Barnes and Noble reported its second straight year of holiday sales increases yesterday. For the nine-week holiday period ending on January 2, 2016, Barnes and Noble saw a 1.6 percent increase in comparable store sales.
CEO of Barnes and Noble, Ron Boire, had nothing but praise for his company and workers. “We are pleased with the performance of our bookstores during the holiday period, with core comparable store sales increasing 1.6 percent on top of a 1.7 percent increase a year ago,” said Ron.
“We were also encouraged by the improved performance of BN.com during December, as the site remained stable and traffic improved through the holiday period. As we look ahead, we see further opportunities to improve the experience and increase conversion on BN.com.”
Digital Book World reports that based on the holiday sales results, the Company expects fiscal 2016 core comparable store sales to increase 1 percent.
The news comes in direct contrast to the ever-growing doubts of Barnes and Noble in the marketplace. With Amazon slowly eating at their market share, Barnes and Noble has tried to break into the e-book marketplace via The Nook with limited success.
PYMNTS had this to say about how the popular retailer has turned things around.
“Barnes & Noble spent the back half of 2015 on the offensive with an assist from Leonard Riggio, the CEO who grew Barnes & Noble from a small New York-based chain into one of the driving forces in book sales in the U.S. and around the world.”
They go on to elaborate on how coffee shops, interactive kids reading, and other interactive stations have helped going to Barnes and Noble be an experience instead of a mindless shopping trip.
This raises the bigger question of whether brick and mortar stores are here to stay.
“People come out to stores because we have consistently provided the best possible experience for our customers and their families,” a spokesperson recently said. “And the results we are seeing indicate that this is what is drawing our customers in.”
“Amazon is great if you know what you want to buy,” said one B&N investor.
“Their biggest problem obviously is that their stores are very big,” he continued. “Their average size is about 26,000 square feet. So, how do you have a store that offers tremendous choices of books yet isn’t too large?”

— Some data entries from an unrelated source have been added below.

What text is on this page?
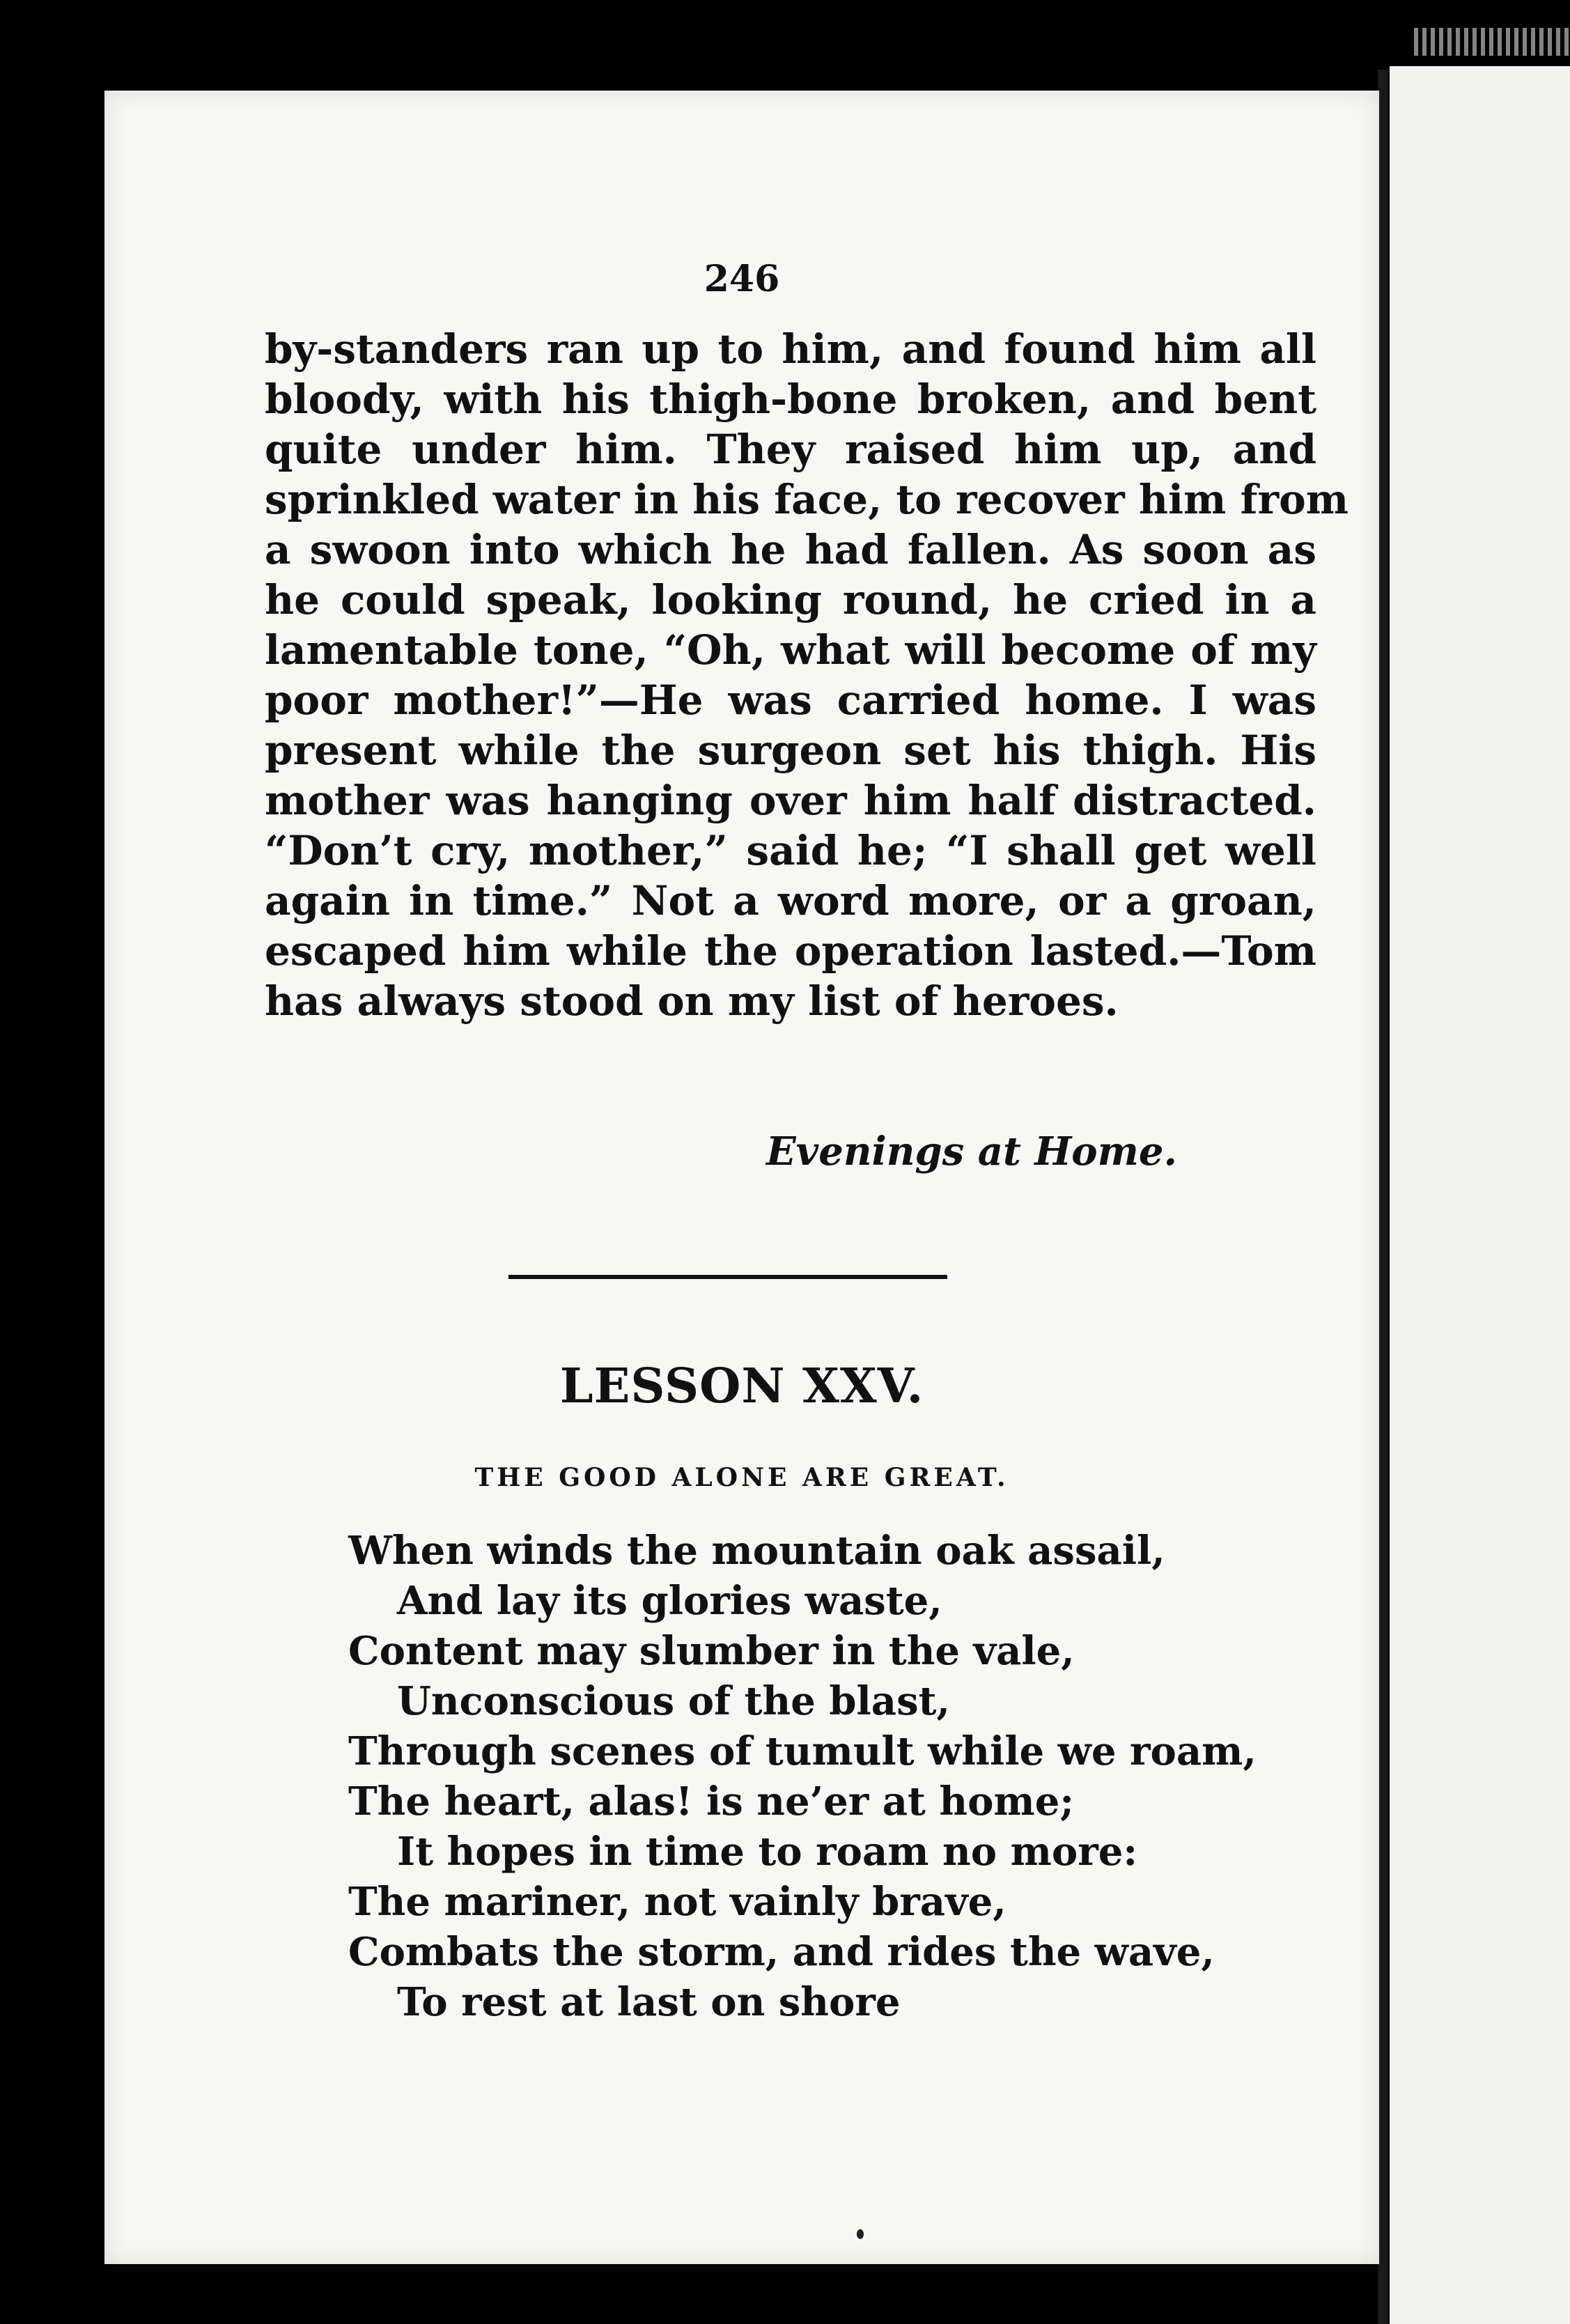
246
by-standers ran up to him, and found him all
bloody, with his thigh-bone broken, and bent
quite under him. They raised him up, and
sprinkled water in his face, to recover him from
a swoon into which he had fallen. As soon as
he could speak, looking round, he cried in a
lamentable tone, “Oh, what will become of my
poor mother!”—He was carried home. I was
present while the surgeon set his thigh. His
mother was hanging over him half distracted.
“Don’t cry, mother,” said he; “I shall get well
again in time.” Not a word more, or a groan,
escaped him while the operation lasted.—Tom
has always stood on my list of heroes.
Evenings at Home.
LESSON XXV.
THE GOOD ALONE ARE GREAT.
When winds the mountain oak assail,
And lay its glories waste,
Content may slumber in the vale,
Unconscious of the blast,
Through scenes of tumult while we roam,
The heart, alas! is ne’er at home;
It hopes in time to roam no more:
The mariner, not vainly brave,
Combats the storm, and rides the wave,
To rest at last on shore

The other problem with Barnes and Noble is how poor their Nook sales are, which saw a 25 percent decline over the holidays.
Despite the growing concerns, Barnes and Noble isn’t fazed, but they’re not exactly promising rapid growth either. In fact, they believe that comparable-stores sales growth will increase by just one percent in 2016.
Jonathan Berr from CBS Money Watch seems to think that book signings have increased sales for Barnes and Noble. He writes, “Barnes & Noble plans to close 10 stores in fiscal 2016, three less than it had originally forecast as promotions such as selling books signed by authors have boosted traffic to its stores. Tinker, who rates the stock as a “buy,” argues that the chain’s forecast is conservative and that it might shutter only seven locations.”
It still remains to be seen just how many “experiences” Barnes and Noble can keep creating to retain customers. The war between Brick and Mortar stores and online retailers continues to wage on, and whether Barnes and Noble can continue to grow with Amazon in the way is a question that will be answered in the coming months and years.